THE CONFITEOR OF THE ARTIST.
How penetrating is the end of an autumn day! Ah, yes, penetrating enough to be painful even; for there are certain delicious sensations whose vagueness does not prevent them from being intense; and none more keen than the perception of the Infinite. He has a great delight who drowns his gaze in the immensity of sky and sea. Solitude, silence, the incomparable chastity of the azure—a little sail trembling upon the horizon, by its very littleness and isolation imitating my irremediable existence—the melodious monotone of the surge—all these things thinking through me and I through them (for in the grandeur of the reverie the Ego is swiftly lost); they think, I say, but musically and picturesquely, without quibbles, without syllogisms, without deductions.
These thoughts, as they arise in me or spring forth from external objects, soon become always too intense. The energy working within pleasure creates an uneasiness, a positive suffering. My nerves are too tense to give other than clamouring and dolorous vibrations.
And now the profundity of the sky dismays me! its limpidity exasperates me. The insensibility of the sea, the immutability of the spectacle, revolt me.

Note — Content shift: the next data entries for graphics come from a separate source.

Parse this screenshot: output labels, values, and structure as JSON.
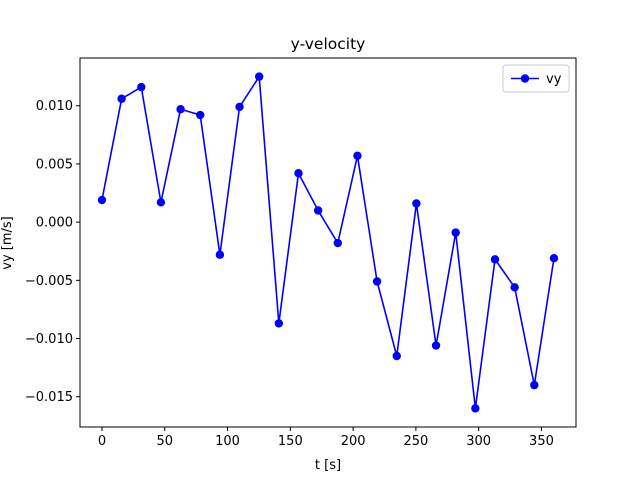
{
  "chart_data": {
    "type": "line",
    "title": "y-velocity",
    "xlabel": "t [s]",
    "ylabel": "vy [m/s]",
    "xlim": [
      -17.5,
      377.5
    ],
    "ylim": [
      -0.0176,
      0.0141
    ],
    "xticks": [
      0,
      50,
      100,
      150,
      200,
      250,
      300,
      350
    ],
    "xtick_labels": [
      "0",
      "50",
      "100",
      "150",
      "200",
      "250",
      "300",
      "350"
    ],
    "yticks": [
      -0.015,
      -0.01,
      -0.005,
      0.0,
      0.005,
      0.01
    ],
    "ytick_labels": [
      "−0.015",
      "−0.010",
      "−0.005",
      "0.000",
      "0.005",
      "0.010"
    ],
    "grid": false,
    "legend_position": "top-right",
    "series": [
      {
        "name": "vy",
        "color": "#0000ff",
        "marker": "circle",
        "x": [
          0,
          15.65,
          31.3,
          46.95,
          62.6,
          78.25,
          93.9,
          109.55,
          125.2,
          140.85,
          156.5,
          172.15,
          187.8,
          203.45,
          219.1,
          234.75,
          250.4,
          266.05,
          281.7,
          297.35,
          313.0,
          328.65,
          344.3,
          359.95
        ],
        "values": [
          0.0019,
          0.0106,
          0.0116,
          0.0017,
          0.0097,
          0.0092,
          -0.0028,
          0.0099,
          0.0125,
          -0.0087,
          0.0042,
          0.001,
          -0.0018,
          0.0057,
          -0.0051,
          -0.0115,
          0.0016,
          -0.0106,
          -0.0009,
          -0.016,
          -0.0032,
          -0.0056,
          -0.014,
          -0.0031
        ]
      }
    ]
  }
}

Ah, must one eternally suffer, for ever be a fugitive from Beauty?
Nature, pitiless enchantress, ever-victorious rival, leave me! Tempt my desires and my pride no more. The contemplation of Beauty is a duel where the artist screams with terror before being vanquished.
THE THYRSUS.
TO FRANZ LISZT.
What is a thyrsus? According to the moral and poetical sense, it is a sacerdotal emblem in the hand of the priests or priestesses celebrating the divinity of whom they are the interpreters and servants. But physically it is no more than a baton, a pure staff, a hop-pole, a vine-prop; dry, straight, and hard. Around this baton, in capricious meanderings, stems and flowers twine and wanton; these, sinuous and fugitive; those, hanging like bells or inverted cups. And an astonishing complexity disengages itself from this complexity of tender or brilliant lines and colours. Would not one suppose that the curved line and the spiral pay their court to the straight line, and twine about it in a mute adoration? Would not one say that all these delicate corollæ, all these calices, explosions of odours and colours, execute a mystical dance around the hieratic staff? And what imprudent mortal will dare to decide whether the flowers and the vine branches have been made for the baton, or whether the baton is not but a pretext to set forth the beauty of the vine branches and the flowers?